Ia menambahkan, di tengah ketidakpastian global dan persaingan pasar yang semakin ketat, perusahaan dituntut mampu menghadirkan makna di luar produk serta membangun hubungan jangka panjang dengan konsumen.
Titik Perkembangan Ekonomi
Sementara itu, Country Head & Board Director MMA Indonesia, Shanti Tolani, menilai Indonesia sedang berada pada titik penting perkembangan ekonomi digital dengan tingkat adopsi teknologi dan kecerdasan buatan yang tinggi.

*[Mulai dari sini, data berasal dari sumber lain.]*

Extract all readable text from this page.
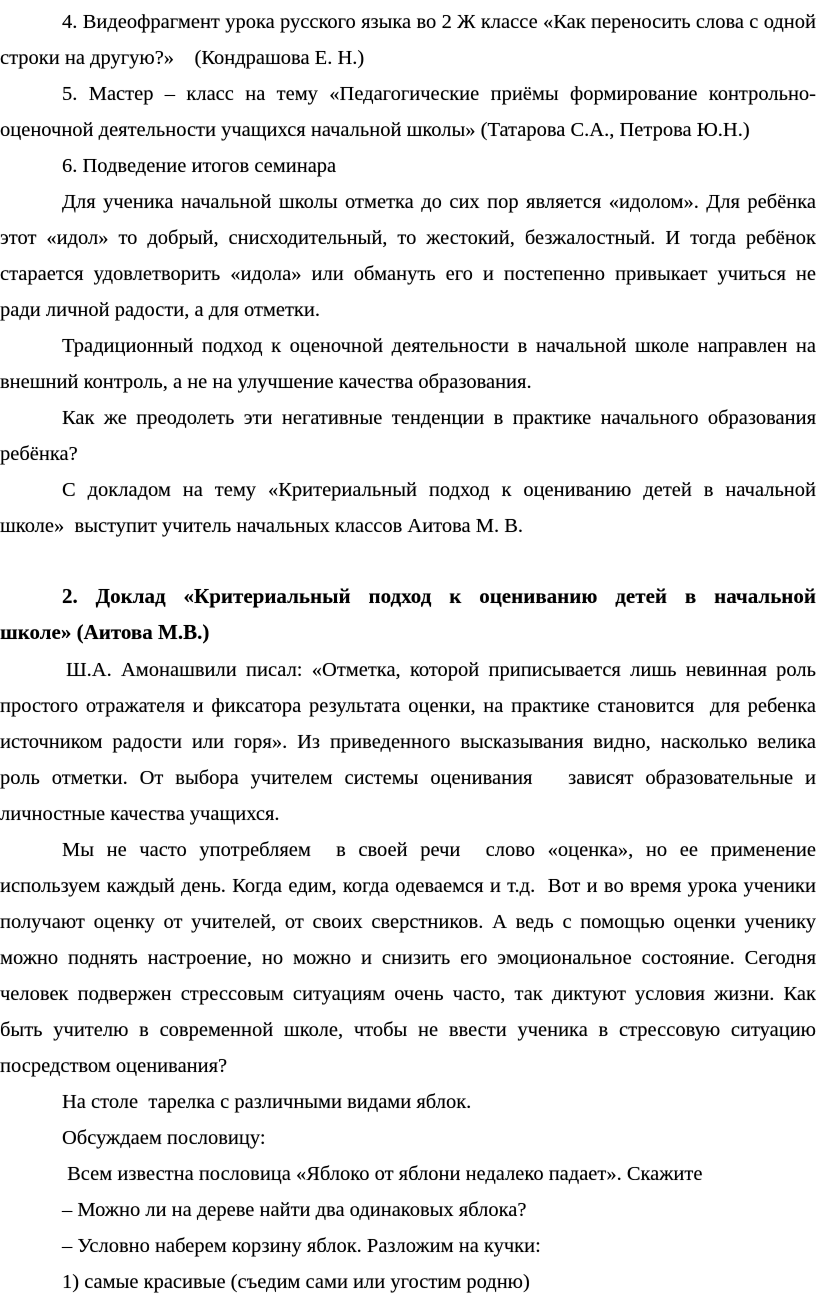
4. Видеофрагмент урока русского языка во 2 Ж классе «Как переносить слова с одной
строки на другую?»    (Кондрашова Е. Н.)
5. Мастер – класс на тему «Педагогические приёмы формирование контрольно-
оценочной деятельности учащихся начальной школы» (Татарова С.А., Петрова Ю.Н.)
6. Подведение итогов семинара
Для ученика начальной школы отметка до сих пор является «идолом». Для ребёнка
этот «идол» то добрый, снисходительный, то жестокий, безжалостный. И тогда ребёнок
старается удовлетворить «идола» или обмануть его и постепенно привыкает учиться не
ради личной радости, а для отметки.
Традиционный подход к оценочной деятельности в начальной школе направлен на
внешний контроль, а не на улучшение качества образования.
Как же преодолеть эти негативные тенденции в практике начального образования
ребёнка?
С докладом на тему «Критериальный подход к оцениванию детей в начальной
школе»  выступит учитель начальных классов Аитова М. В.
2. Доклад «Критериальный подход к оцениванию детей в начальной
школе» (Аитова М.В.)
Ш.А. Амонашвили писал: «Отметка, которой приписывается лишь невинная роль
простого отражателя и фиксатора результата оценки, на практике становится  для ребенка
источником радости или горя». Из приведенного высказывания видно, насколько велика
роль отметки. От выбора учителем системы оценивания   зависят образовательные и
личностные качества учащихся.
Мы не часто употребляем  в своей речи  слово «оценка», но ее применение
используем каждый день. Когда едим, когда одеваемся и т.д.  Вот и во время урока ученики
получают оценку от учителей, от своих сверстников. А ведь с помощью оценки ученику
можно поднять настроение, но можно и снизить его эмоциональное состояние. Сегодня
человек подвержен стрессовым ситуациям очень часто, так диктуют условия жизни. Как
быть учителю в современной школе, чтобы не ввести ученика в стрессовую ситуацию
посредством оценивания?
На столе  тарелка с различными видами яблок.
Обсуждаем пословицу:
Всем известна пословица «Яблоко от яблони недалеко падает». Скажите
– Можно ли на дереве найти два одинаковых яблока?
– Условно наберем корзину яблок. Разложим на кучки:
1) самые красивые (съедим сами или угостим родню)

"Indonesia berada di titik infleksi yang menentukan. Dengan ekonomi digitalnya yang tumbuh 19 persen per tahun, adopsi AI yang mencapai 92 persen, dan pasar loyalitas yang bergerak menuju USD 1 miliar, peluang bagi para pemimpin bisnis sangatlah besar," kata Shanti.
Investasi dan Skala Usaha
Menurut dia, pertumbuhan bisnis pada fase berikutnya tidak hanya ditentukan oleh investasi dan skala usaha, tetapi juga kemampuan perusahaan mengubah data menjadi kepercayaan pelanggan dan nilai bisnis yang terukur.
Melalui Executive Dialogues 2026, MMA Indonesia menegaskan komitmennya untuk terus menghadirkan forum strategis bagi para pemimpin industri dalam merumuskan arah pertumbuhan bisnis dan transformasi digital Indonesia ke depan.